Nothing was said that night. It wasn’t the right time.  

A few days later we met “accidentally” in the break room. I followed her, of course. “Hey” I said, as nonchalant as a virus. “Thanks again for putting me up,” she said. “C’est rien,” I said and my stomach burned with embarrassment. I thought a declaration of undying love, even if ridiculed, would be less mortifying, and steeled myself to say the words. What I had inside me needed to get out, and I was sure, sure as I could be, our lives were about to change. I love you, bubbled in my stomach like indigestion, rose up my trachea, covered my tongue and touched my teeth. I twitched with anticipation and I was sure she could feel the electricity I was producing, but Jeff From Sales burst into the room and the tension broke.

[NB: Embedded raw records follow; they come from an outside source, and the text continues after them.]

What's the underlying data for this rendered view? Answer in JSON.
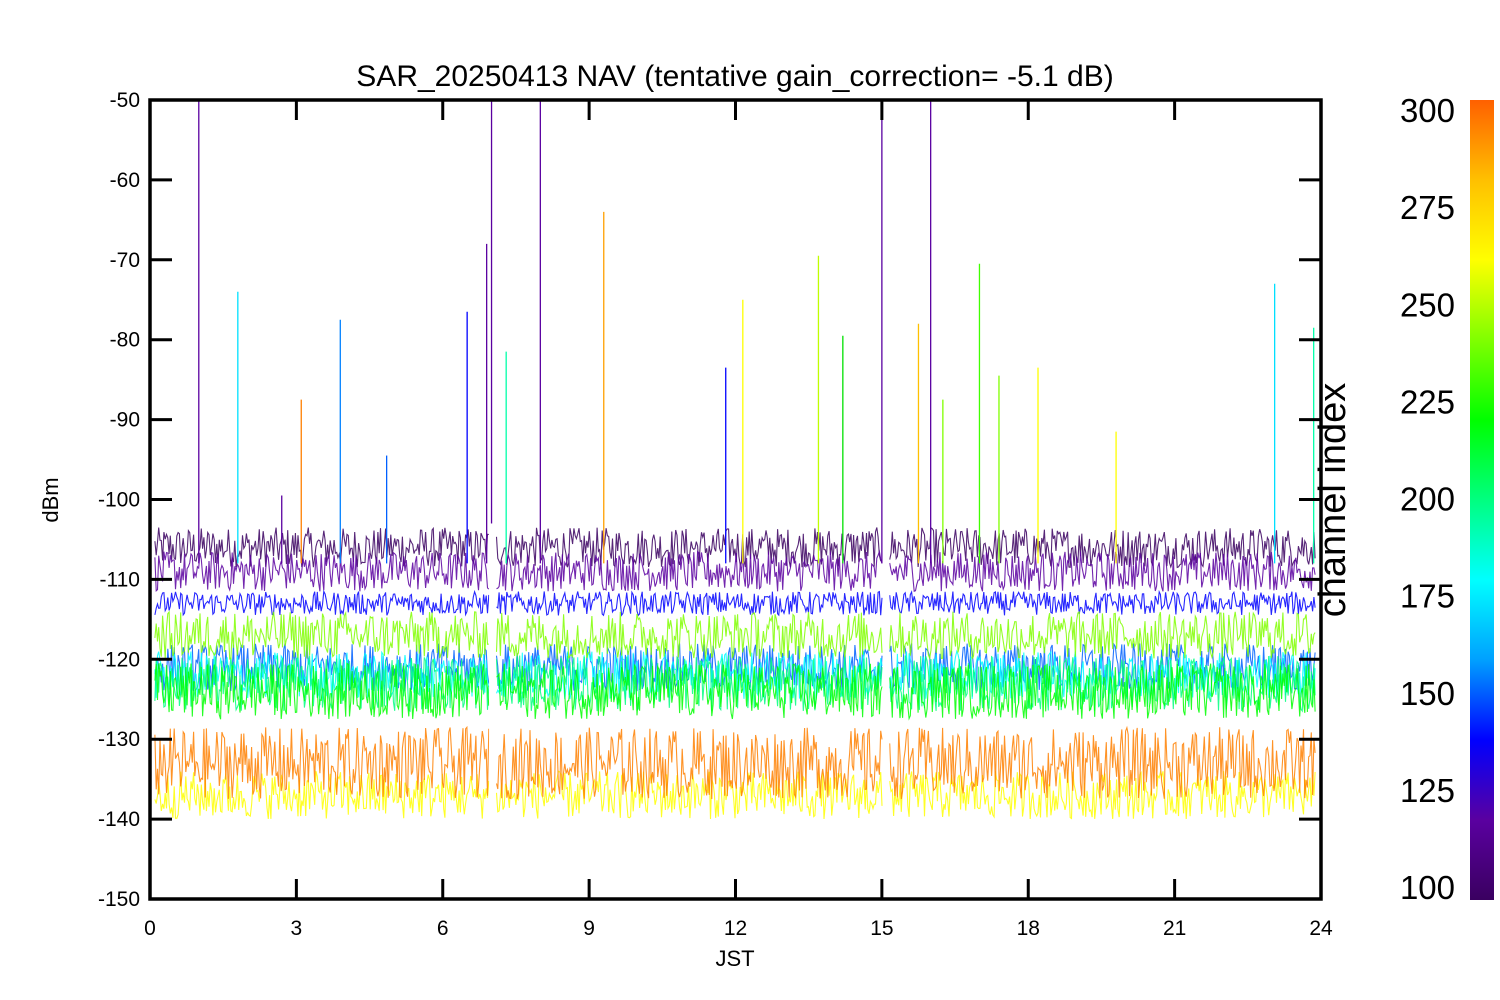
{
  "chart_data": {
    "type": "line",
    "title": "SAR_20250413 NAV (tentative gain_correction= -5.1 dB)",
    "xlabel": "JST",
    "ylabel": "dBm",
    "xlim": [
      0,
      24
    ],
    "ylim": [
      -150,
      -50
    ],
    "x_ticks": [
      "0",
      "3",
      "6",
      "9",
      "12",
      "15",
      "18",
      "21",
      "24"
    ],
    "x_tick_values": [
      0,
      3,
      6,
      9,
      12,
      15,
      18,
      21,
      24
    ],
    "y_ticks": [
      "-50",
      "-60",
      "-70",
      "-80",
      "-90",
      "-100",
      "-110",
      "-120",
      "-130",
      "-140",
      "-150"
    ],
    "y_tick_values": [
      -50,
      -60,
      -70,
      -80,
      -90,
      -100,
      -110,
      -120,
      -130,
      -140,
      -150
    ],
    "data_gaps_hours": [
      [
        6.95,
        7.08
      ],
      [
        15.02,
        15.15
      ]
    ],
    "colorbar": {
      "label": "channel index",
      "range": [
        100,
        300
      ],
      "ticks": [
        "300",
        "275",
        "250",
        "225",
        "200",
        "175",
        "150",
        "125",
        "100"
      ],
      "tick_values": [
        300,
        275,
        250,
        225,
        200,
        175,
        150,
        125,
        100
      ],
      "colormap": [
        "#3a0060",
        "#5a00a0",
        "#0000ff",
        "#00a0ff",
        "#00ffff",
        "#00ff80",
        "#00ff00",
        "#80ff00",
        "#ffff00",
        "#ffc000",
        "#ff6000"
      ]
    },
    "series": [
      {
        "channel": 100,
        "center_dbm": -106,
        "spread_db": 2.5,
        "color": "#3a0060"
      },
      {
        "channel": 115,
        "center_dbm": -109,
        "spread_db": 2.5,
        "color": "#5a00a0"
      },
      {
        "channel": 135,
        "center_dbm": -113,
        "spread_db": 1.5,
        "color": "#0000ff"
      },
      {
        "channel": 155,
        "center_dbm": -121,
        "spread_db": 3.0,
        "color": "#0060ff"
      },
      {
        "channel": 180,
        "center_dbm": -122,
        "spread_db": 3.0,
        "color": "#00ffff"
      },
      {
        "channel": 195,
        "center_dbm": -123,
        "spread_db": 3.5,
        "color": "#00ff80"
      },
      {
        "channel": 220,
        "center_dbm": -124,
        "spread_db": 3.5,
        "color": "#00ff00"
      },
      {
        "channel": 245,
        "center_dbm": -117,
        "spread_db": 3.0,
        "color": "#80ff00"
      },
      {
        "channel": 270,
        "center_dbm": -137,
        "spread_db": 3.0,
        "color": "#ffff00"
      },
      {
        "channel": 295,
        "center_dbm": -133,
        "spread_db": 4.5,
        "color": "#ff8000"
      }
    ],
    "spikes": [
      {
        "x": 1.0,
        "y": -50,
        "color": "#5a00a0"
      },
      {
        "x": 1.8,
        "y": -74,
        "color": "#00e0ff"
      },
      {
        "x": 2.7,
        "y": -99.5,
        "color": "#5a00a0"
      },
      {
        "x": 3.1,
        "y": -87.5,
        "color": "#ff8000"
      },
      {
        "x": 3.9,
        "y": -77.5,
        "color": "#0080ff"
      },
      {
        "x": 4.85,
        "y": -94.5,
        "color": "#0060ff"
      },
      {
        "x": 6.5,
        "y": -76.5,
        "color": "#0000ff"
      },
      {
        "x": 6.9,
        "y": -68,
        "color": "#5a00a0"
      },
      {
        "x": 7.0,
        "y": -50,
        "color": "#5a00a0"
      },
      {
        "x": 7.3,
        "y": -81.5,
        "color": "#00ffaa"
      },
      {
        "x": 8.0,
        "y": -50,
        "color": "#5a00a0"
      },
      {
        "x": 9.3,
        "y": -64,
        "color": "#ffa000"
      },
      {
        "x": 11.8,
        "y": -83.5,
        "color": "#0000ff"
      },
      {
        "x": 12.15,
        "y": -75,
        "color": "#ffff00"
      },
      {
        "x": 13.7,
        "y": -69.5,
        "color": "#c0ff00"
      },
      {
        "x": 14.2,
        "y": -79.5,
        "color": "#00e000"
      },
      {
        "x": 15.0,
        "y": -50,
        "color": "#5a00a0"
      },
      {
        "x": 15.75,
        "y": -78,
        "color": "#ffc000"
      },
      {
        "x": 16.0,
        "y": -50,
        "color": "#5a00a0"
      },
      {
        "x": 16.25,
        "y": -87.5,
        "color": "#80ff00"
      },
      {
        "x": 17.0,
        "y": -70.5,
        "color": "#40ff00"
      },
      {
        "x": 17.4,
        "y": -84.5,
        "color": "#80ff00"
      },
      {
        "x": 18.2,
        "y": -83.5,
        "color": "#ffff00"
      },
      {
        "x": 19.8,
        "y": -91.5,
        "color": "#ffff00"
      },
      {
        "x": 23.05,
        "y": -73,
        "color": "#00e0ff"
      },
      {
        "x": 23.85,
        "y": -78.5,
        "color": "#00ffaa"
      }
    ]
  }
}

“You have to see this!” he shouted, his face shiny with cold sweat, wild fear in his eyes.

The news showed amateur phone footage from Paris, where the first outbreak occurred. People, terrified and aimless, running down famous boulevards. The flitting bodies, the screams. A man chasing another man. Blood. Cut to an astonished anchor staring into the camera, aghast. “What we are witnessing ..” he started, but could not finish. I realised we’d been watching for an hour, work all but forgotten. Annalise was holding my hand in both of hers. Elfin fingers digging into my flesh. Later, there were mezzaluna of cuts where her nails punctured my skin, but I didn’t mind. It was our first contact.

She looked at me, bewilderment in her eyes. Those eyes. “What’s happening?”

I love you, I wanted to say. But it wasn’t the right time. Not with so much death about us.

And now, we’ve been barricaded in the office living off snack machine sweets and some Muller Lights in the fridge, until it clicked off along with all the lights and computers and the news and the constant government warnings emanating from the televisions. Stay indoors. Help will come. Isolate the infected. Et cetera. Help has not come. The barricades have been breached. We heard the echoes of feet and howls, screams, coming up through the stairwell, the voices and agony booming around the concrete atrium. We ran through the office, pursued. Jeff From Sales, always macho, tried to swing a fire extinguisher at the face of one of the infected, and his ensuing, messy annihilation gave Annalise and I enough time to run into the disabled toilet and lock the door.

We can hear them outside. The wet slap of Jeff’s useless corpse being eviscerated against the wall, the insistent idiot thump of mangled fists against the door, the gurgling, dead breathing. I look at her. Annalise, her eyes, her depth, her small hands and tiny, porcelain body. The line of freckles at her crown, like an archipelago. Her tangles of doodled hair.

She falls against the cold tiles, as far away from the door as it’s possible in this tiny, windowless box. The smell of blood from outside, fear and disinfectant in here, drains. Her eyes (those eyes!) are wide, pupils dilated. Her breathing, like mine, shallow and urgent, a persistent reminder we still have lungs. My heart thumps in my chest, the sound of it in my ears, booming in my head like a bell.

She squeezes a fist, and puts it to her mouth. A sound from her, like something small a cat might say.

“Annalise,” I manage between snatches of breath. “This might not be the best timing, but there’s something I have to say.”

In her eyes, it’s as if the terror has yet to begin.